Autism Apps is a website developed by the Autism Association of Western Australia providing a catalogue of apps and websites supporting parents, teachers, and individuals with autism. They provide information and advice on how to effectively use technology to support autistic individuals.
The Allen Adventure
Available on Apple and Android devices.
The Allen Adventure is an app and online suite of resources from Bullying. No Way! for young people aged 0 to 8 years. The app tells the story of Allen, the new kid in class who is a young alien visiting Earth. Allen wants to fit in and make friends, but he discovers it’s not always that easy! Through the interactive app young children learn social and emotional skills, how to make friends and get along with others.
Secret Agent Society
The Secret Agent Society is an online service supporting users to understand social encounters. Their Small Group Program digital program provides small group social skills and emotion training for families. The program includes self-paced training, training resources, peer support groups, interactive sessions, and progress reports to track individual and group progress. The program is paid and facilitators costs might be covered under various types of funding for some families.

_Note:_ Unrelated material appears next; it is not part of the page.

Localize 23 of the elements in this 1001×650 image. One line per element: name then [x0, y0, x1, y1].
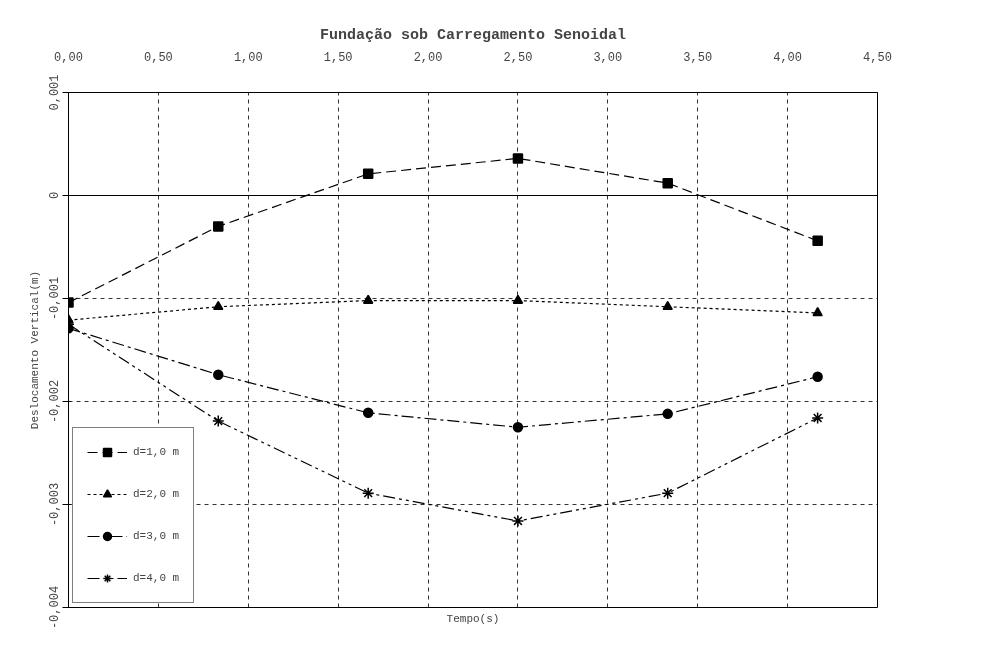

An online Easy Read tool by Black Dog Institute, Healthy Mind is designed to help people with intellectual disabilities to recognise and regulate their thoughts and feelings. The program includes a range of modules that can be accessed in any order, providing information to help users learn about a chosen topic and activities to practice what has been learned.
Resources for Parents and Carers
Dad Film is a documentary following the experiences of twelve Aussie dads as they navigate the world of parenting and autism. The video was created by Autism Awareness Australia to share stories of success, struggle, and family from dads of children on the autism spectrum to learn from and support one another.
Positive Partnerships is a national project from the Australian Government Department of Education, Skills and Employment, connecting families, educators and communities with resources to strengthen positive outcomes for young people of the autism spectrum. Their website includes various resources including workshops, webinars and online modules for parents, carers and school staff, Aboriginal and Torres Strait Islanders, and CALD people to advocate for and support young people with Autism.
Planet Puberty is a digital suite of resources providing parents and carers of children with intellectual disability and/or autism with the latest information, strategies and resources for supporting their child through puberty. Co-designed with adults with intellectual disability and/or autism, the program provides information on a range of topics including body, feeling good, relationships, keeping safe, identity and more.
Triple P – Stepping Stones
Triple P is a free online parenting program designed to support parents and carers of children up to 16 years old. Their services include the Stepping Stones program, a specially-tailored parenting tool to help parents of children aged 2 to 12 manage problem behaviour and developmental issues common in children with disability.